How Secure Is Your IT in Your Business?
Our in-house cyber security expert recommends that local businesses act immediately to secure their IT infrastructure and online services.
A highly complex password and multi-factor authentication are now just basic security measures all businesses should have in place. Here are the three items you need to enforce across all of your business devices and IT services:
Conditional Access
Enforcement of strict cyber security policies in the Microsoft environment is now commonplace. This includes conditional access, which your IT provider of choice can manage.
In simple terms, conditional access is a policy that allows business-approved devices to access company data and cloud services.
In the past, conditional access was limited to only highly secure business networks; however, the ease of implementation and the ability to pre-approve personal cell phone devices using services such as Microsoft’s Intune company portal service allow any size business to become super secure and keep the bad guys (or girls!) out.
Zero Trust Applications
Similar to conditional access, a zero-trust application policy does the same thing but for software restricting all applications from loading and installing unless on a pre-approved IT list. Again, this is one of the most effective ways to stop viruses and ransomware in your business network, as nothing is allowed to load on your computer/laptop unless it’s on the application white list.

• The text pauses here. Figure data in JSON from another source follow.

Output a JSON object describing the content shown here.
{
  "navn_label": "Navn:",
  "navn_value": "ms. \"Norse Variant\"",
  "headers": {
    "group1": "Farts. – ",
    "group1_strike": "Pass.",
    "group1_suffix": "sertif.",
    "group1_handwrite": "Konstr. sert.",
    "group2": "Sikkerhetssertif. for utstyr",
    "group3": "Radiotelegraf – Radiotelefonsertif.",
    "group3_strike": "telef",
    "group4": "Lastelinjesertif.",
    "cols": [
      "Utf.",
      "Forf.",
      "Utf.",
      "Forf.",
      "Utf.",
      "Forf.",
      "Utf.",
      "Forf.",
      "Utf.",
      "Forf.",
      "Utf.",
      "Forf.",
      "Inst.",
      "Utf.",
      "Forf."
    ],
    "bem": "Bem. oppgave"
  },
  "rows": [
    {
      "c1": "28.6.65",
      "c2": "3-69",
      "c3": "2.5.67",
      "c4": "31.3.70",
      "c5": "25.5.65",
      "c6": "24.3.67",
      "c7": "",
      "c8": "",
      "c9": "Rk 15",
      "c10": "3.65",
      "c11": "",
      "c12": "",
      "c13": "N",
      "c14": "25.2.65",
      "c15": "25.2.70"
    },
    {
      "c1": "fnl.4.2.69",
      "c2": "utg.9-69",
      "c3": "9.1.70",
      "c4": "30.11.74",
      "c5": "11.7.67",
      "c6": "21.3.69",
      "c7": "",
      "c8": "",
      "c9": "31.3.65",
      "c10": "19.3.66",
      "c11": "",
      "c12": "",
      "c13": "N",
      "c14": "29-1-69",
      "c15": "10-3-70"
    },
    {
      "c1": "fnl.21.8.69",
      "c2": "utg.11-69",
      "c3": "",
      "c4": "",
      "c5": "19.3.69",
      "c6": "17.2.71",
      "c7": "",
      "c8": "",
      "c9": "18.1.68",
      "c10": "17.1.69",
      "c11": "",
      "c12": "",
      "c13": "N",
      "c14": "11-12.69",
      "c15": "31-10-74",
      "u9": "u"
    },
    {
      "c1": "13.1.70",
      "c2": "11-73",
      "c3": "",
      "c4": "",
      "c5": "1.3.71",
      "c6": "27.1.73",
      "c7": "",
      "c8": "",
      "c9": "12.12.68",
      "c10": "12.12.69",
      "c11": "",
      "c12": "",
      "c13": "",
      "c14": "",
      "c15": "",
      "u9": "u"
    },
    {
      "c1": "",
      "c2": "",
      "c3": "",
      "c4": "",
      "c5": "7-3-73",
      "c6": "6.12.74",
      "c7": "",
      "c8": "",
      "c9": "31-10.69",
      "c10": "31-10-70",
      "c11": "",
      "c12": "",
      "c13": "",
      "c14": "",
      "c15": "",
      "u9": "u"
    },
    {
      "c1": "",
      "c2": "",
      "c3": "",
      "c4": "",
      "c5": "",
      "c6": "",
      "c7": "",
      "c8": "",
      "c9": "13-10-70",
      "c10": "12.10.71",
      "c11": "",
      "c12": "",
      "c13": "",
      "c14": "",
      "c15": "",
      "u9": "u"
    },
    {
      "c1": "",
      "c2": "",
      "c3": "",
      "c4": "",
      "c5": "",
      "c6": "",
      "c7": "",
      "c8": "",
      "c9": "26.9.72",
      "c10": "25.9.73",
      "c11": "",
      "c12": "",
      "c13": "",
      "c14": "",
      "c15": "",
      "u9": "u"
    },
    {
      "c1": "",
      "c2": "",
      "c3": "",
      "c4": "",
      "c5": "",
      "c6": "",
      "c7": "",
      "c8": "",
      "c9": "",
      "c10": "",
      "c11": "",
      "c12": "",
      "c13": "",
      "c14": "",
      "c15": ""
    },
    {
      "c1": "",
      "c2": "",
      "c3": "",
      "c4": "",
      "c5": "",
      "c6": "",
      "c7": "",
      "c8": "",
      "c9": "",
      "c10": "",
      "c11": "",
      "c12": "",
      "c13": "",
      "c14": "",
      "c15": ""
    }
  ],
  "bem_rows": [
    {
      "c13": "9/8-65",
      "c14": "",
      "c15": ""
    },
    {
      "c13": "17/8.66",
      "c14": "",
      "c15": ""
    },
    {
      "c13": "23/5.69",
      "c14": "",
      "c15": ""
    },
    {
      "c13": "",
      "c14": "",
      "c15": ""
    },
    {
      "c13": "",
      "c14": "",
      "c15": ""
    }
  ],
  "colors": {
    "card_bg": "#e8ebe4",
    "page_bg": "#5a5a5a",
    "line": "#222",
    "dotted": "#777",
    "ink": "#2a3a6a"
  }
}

When a new app or software is downloaded and required, it’s just a case of logging a ticket with the IT helpdesk and going through the approval process for installation.
Monitoring of login locations
Finally, we come to location monitoring. Most online services, such as Microsoft 365, now offer reports on where your staff are logging in based on their “IP” address.
Cybersecurity experts will probably not be surprised by new data of global attack traffic in the last quarter of 2021, 41 per cent originating in China, citing, among other things, a “sophisticated hacker network.”
1. China 41 % (of the world’s attack traffic)
2. U.S. 10 %
3. Turkey 4.7 %
4. Russia 4.3 %
5. Taiwan 3.7 %
6. Brazil 3.3 %
7. Romania 2.8 %
8. India 2.3 %
9. Italy 1.6 %
10. Hungary 1.4 %
Monitoring on a weekly basis where staff logins are occurring can help pinpoint potential anomalies and help inform when a potential account has been compromised.
It is prudent to inform staff that login locations are being monitored since implementing this service with another client highlighted a remote worker taking a vacation on company time. This was made clear due to the login location report.